In the graphs presenting the results of the model, it can be seen that often the model marks the text as a logo, this is common false positive. But why is this happening? Let's look at the logo that the model was learning to detect:
You will notice that the logo also contains text. Often the logos of organizations or companies have an additional tag line or slogan, or even the entire logo is text. In this case, when generating a synthetic dataset, you should not only impose the logos which you are looking for, but also additional elements that will allow the model to learn that it is not to look for them. In this case it will be text, as in the example below:
As you can see from the prediction results, model also detect other objects as logos, especially objects that:
- have similar dimensions as the logo you are looking for
- have a similar shape to the logo you are looking for
- they often appear on assets in the client dataset
This challenge can be also solved by applying these elements to the asset when generating a synthetic dataset, as in the example below:
Training the neural network model for object detection did not differ from the basic approach in the case of insufficient data. However, the process and the tools used for this are described below. To train model, Detectron2 was used which is an open-source object detection and image segmentation library developed by Facebook AI Research (FAIR). It is built on top of the PyTorch deep learning framework and is designed to be highly modular and extensible. It is a second version of detectron2, which was the first open-source object detection platform.
You can use predefined model
faster_rcnn_R_101_FPN_3x from detectron2
zoo models. The default trainer was used in
these experiments.

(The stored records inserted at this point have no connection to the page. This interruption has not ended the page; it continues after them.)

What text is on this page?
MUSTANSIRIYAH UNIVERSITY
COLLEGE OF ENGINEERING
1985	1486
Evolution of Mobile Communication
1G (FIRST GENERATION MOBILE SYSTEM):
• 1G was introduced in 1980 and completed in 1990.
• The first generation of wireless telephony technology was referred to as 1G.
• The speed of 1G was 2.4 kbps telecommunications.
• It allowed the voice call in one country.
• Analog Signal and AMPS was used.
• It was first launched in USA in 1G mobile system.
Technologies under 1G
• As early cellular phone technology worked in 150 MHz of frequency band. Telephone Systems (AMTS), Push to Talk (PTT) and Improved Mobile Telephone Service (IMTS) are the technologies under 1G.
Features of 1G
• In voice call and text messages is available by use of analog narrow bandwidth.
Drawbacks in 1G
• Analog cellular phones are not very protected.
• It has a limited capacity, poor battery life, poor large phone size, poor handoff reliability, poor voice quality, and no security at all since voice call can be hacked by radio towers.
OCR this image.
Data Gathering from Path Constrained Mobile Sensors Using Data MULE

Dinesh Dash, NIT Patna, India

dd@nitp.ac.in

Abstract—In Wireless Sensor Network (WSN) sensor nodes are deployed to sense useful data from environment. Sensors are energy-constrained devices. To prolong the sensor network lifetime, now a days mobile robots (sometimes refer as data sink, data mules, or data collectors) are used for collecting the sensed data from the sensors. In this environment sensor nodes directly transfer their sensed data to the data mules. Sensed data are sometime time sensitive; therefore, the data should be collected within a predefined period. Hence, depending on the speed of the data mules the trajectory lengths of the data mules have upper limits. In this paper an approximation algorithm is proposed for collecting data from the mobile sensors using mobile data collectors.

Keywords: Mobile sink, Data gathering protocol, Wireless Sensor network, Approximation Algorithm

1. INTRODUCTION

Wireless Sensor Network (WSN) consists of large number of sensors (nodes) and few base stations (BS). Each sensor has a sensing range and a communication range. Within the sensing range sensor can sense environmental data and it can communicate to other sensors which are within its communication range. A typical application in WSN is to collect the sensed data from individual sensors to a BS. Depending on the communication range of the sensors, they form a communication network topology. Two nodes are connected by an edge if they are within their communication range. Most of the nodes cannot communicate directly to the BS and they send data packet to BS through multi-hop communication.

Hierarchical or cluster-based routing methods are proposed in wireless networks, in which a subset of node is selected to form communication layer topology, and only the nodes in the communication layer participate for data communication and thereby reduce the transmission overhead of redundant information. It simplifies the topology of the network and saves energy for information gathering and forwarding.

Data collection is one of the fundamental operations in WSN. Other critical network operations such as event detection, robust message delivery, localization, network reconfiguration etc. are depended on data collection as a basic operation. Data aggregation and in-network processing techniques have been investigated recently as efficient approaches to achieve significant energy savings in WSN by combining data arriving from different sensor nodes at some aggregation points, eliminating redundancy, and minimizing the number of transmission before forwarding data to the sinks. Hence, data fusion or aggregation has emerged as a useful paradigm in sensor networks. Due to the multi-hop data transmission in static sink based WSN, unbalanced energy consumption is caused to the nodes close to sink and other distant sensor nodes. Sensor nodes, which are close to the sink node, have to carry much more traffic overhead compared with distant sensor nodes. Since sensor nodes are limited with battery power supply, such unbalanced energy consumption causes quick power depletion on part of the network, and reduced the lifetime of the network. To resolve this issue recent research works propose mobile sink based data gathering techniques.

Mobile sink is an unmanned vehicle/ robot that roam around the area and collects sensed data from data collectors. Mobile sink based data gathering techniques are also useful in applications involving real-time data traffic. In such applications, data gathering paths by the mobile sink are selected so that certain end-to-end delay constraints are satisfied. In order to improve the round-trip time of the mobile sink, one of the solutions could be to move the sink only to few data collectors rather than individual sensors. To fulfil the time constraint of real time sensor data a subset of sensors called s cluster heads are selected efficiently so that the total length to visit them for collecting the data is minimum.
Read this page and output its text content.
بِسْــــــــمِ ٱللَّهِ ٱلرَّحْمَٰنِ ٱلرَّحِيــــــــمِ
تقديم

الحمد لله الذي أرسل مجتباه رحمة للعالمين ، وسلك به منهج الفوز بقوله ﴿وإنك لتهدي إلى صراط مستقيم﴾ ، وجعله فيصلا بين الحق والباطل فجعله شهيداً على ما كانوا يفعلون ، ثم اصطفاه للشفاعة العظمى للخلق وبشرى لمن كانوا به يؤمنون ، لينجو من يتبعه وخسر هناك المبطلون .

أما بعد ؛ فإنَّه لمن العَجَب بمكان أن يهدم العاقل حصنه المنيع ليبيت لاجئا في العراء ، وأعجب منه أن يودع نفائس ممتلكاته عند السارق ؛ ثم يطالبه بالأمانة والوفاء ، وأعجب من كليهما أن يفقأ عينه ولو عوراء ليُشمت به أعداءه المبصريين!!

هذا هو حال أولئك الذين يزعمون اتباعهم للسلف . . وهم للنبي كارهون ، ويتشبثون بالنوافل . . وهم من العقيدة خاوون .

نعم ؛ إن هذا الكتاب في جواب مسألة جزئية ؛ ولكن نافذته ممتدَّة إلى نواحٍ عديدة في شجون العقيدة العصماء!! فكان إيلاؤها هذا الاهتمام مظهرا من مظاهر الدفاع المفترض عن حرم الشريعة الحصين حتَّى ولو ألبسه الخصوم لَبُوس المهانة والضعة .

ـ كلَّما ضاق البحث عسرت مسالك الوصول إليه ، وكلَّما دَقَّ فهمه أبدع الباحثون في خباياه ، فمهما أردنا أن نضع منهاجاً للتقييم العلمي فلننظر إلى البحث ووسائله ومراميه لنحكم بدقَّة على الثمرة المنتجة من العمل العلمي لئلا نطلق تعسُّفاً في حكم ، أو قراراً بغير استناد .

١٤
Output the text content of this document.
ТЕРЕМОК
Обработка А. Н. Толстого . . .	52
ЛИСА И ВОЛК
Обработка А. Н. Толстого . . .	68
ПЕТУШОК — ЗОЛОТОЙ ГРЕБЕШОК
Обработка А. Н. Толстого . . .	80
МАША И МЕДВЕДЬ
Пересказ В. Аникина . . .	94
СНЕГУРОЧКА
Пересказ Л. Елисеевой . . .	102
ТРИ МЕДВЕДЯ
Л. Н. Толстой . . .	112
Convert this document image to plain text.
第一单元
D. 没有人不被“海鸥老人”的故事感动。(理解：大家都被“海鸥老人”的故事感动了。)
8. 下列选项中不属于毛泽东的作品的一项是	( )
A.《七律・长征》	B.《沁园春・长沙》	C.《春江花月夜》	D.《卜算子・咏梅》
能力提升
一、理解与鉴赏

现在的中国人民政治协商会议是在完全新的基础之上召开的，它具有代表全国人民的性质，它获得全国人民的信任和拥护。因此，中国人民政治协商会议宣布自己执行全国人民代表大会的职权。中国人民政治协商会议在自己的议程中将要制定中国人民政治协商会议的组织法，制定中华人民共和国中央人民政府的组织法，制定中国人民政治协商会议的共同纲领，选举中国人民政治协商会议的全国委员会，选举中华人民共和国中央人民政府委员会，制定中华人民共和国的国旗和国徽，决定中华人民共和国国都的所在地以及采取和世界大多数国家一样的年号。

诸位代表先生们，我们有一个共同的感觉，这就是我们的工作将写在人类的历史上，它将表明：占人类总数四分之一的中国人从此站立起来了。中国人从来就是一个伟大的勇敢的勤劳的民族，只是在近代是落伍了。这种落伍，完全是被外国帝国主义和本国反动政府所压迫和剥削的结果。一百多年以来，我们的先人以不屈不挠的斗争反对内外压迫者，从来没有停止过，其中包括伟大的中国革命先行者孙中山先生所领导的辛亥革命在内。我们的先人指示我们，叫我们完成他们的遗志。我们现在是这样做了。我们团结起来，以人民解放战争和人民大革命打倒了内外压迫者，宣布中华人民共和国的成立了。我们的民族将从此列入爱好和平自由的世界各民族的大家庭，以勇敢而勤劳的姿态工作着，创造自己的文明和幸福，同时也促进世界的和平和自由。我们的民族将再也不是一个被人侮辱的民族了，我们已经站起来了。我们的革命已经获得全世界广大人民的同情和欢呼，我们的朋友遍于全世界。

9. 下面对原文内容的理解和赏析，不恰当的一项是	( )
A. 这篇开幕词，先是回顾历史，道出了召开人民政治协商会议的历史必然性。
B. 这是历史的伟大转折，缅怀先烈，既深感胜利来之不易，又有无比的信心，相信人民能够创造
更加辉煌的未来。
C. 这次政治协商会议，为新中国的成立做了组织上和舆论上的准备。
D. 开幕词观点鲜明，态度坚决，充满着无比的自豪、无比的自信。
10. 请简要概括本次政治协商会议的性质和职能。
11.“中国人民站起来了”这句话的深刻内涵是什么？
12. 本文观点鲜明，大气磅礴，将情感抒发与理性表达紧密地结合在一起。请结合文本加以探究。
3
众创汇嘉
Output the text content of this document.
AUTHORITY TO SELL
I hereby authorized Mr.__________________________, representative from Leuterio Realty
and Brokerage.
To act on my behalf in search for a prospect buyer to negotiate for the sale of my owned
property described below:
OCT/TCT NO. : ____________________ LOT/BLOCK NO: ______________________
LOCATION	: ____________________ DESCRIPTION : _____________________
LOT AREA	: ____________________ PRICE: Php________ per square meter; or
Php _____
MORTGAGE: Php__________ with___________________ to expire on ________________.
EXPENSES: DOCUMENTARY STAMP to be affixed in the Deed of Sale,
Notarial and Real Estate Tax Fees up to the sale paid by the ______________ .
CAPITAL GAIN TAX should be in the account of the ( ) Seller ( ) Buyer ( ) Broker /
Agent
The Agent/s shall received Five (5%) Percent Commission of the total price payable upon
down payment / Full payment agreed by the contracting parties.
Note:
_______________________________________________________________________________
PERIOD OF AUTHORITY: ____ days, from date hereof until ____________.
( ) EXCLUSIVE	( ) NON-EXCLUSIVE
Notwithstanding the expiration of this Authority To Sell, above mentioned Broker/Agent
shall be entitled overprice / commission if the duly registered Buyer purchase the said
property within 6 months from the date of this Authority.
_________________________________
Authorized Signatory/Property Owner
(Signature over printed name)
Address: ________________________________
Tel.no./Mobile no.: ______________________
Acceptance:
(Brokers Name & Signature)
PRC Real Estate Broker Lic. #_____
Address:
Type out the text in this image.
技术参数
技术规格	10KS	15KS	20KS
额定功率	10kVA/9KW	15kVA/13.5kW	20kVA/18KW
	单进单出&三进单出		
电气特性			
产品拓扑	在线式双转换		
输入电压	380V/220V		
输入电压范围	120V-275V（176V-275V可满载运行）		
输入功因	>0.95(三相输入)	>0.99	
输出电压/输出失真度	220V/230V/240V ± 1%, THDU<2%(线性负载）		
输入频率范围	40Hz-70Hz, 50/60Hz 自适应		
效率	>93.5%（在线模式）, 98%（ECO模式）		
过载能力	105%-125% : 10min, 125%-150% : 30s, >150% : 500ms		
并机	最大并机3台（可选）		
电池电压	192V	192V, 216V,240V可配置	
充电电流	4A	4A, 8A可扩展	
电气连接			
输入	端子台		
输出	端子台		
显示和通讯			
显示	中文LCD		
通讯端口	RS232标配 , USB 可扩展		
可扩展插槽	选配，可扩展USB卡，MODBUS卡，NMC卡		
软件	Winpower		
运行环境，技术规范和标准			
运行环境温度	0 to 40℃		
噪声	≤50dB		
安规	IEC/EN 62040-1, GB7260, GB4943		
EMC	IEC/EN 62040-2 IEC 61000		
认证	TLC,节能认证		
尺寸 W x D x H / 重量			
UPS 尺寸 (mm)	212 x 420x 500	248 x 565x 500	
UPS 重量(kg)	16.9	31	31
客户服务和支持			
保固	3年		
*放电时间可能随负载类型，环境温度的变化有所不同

In addition, custom hooks with the following functions have been implemented:
- Sending metrics to Azure ML studio with MLflow
- Save the best model by monitoring the selected metric
- Early stopping
- Data analysis: custom script uses matplotlib, opencv, fiftyone, seaborn
- Data generation custom generator uses albumentations, opencv, scikit-image, Pillow with multiprocessing generation
- Model training: framework detectron2 trained on Azure Machine Learning clusters
- Model evaluation: custom scripts uses podm, numpy, pandas, matplotlib
The use of accurate data analysis during dataset generation significantly increased the performance of the model. You can see an improvement in both AP and AR for small, medium and large logos. The results of the evaluation on the test set are presented below:
|Metric||Intersection over Union||Area of object||Number of detections||Value|
|Average Precision (AP)||IoU=0.50:0.95||area=all||maxDets=100||0.963|
|Average Precision (AP)||IoU=0.50||area=all||maxDets=100||0.995|
|Average Precision (AP)||IoU=0.75||area=all||maxDets=100||0.994|
|Average Precision (AP)||IoU=0.50:0.95||area=small||maxDets=100||0.956|
|Average Precision (AP)||IoU=0.50:0.95||area=medium||maxDets=100||0.962|
|Average Precision (AP)||IoU=0.50:0.95||area=large||maxDets=100||0.995|
|Average Recall (AR)||IoU=0.50:0.95||area=all||maxDets=1||0.979|
|Average Recall (AR)||IoU=0.50:0.95||area=all||maxDets=10||0.979|
|Average Recall (AR)||IoU=0.50:0.95||area=all||maxDets=100||0.979|
|Average Recall (AR)||IoU=0.50:0.95||area=small||maxDets=1||0.957|
|Average Recall (AR)||IoU=0.50:0.95||area=medium||maxDets=1||0.979|
|Average Recall (AR)||IoU=0.50:0.95||area=large||maxDets=1||0.999|
The task of detecting objects is a very demanding task when you have limited amount of data. There are many ways to deal with this situation. Inadequate preparation for this task may result in poor model performance. This article lists good practices for generating a dataset in the absence of data. You can read about basic analysis of the model inference. There are presented the most common errors such as false positives and false negatives with the solutions which can help you to avoid those problems. In addition, basic data analysis is presented here, to help you explore the properties of your dataset. The work presented in the article offers valuable insights and practical strategies that can contribute to more effective object detection, addressing the challenges posed by limited data and improving the overall quality of the detection process.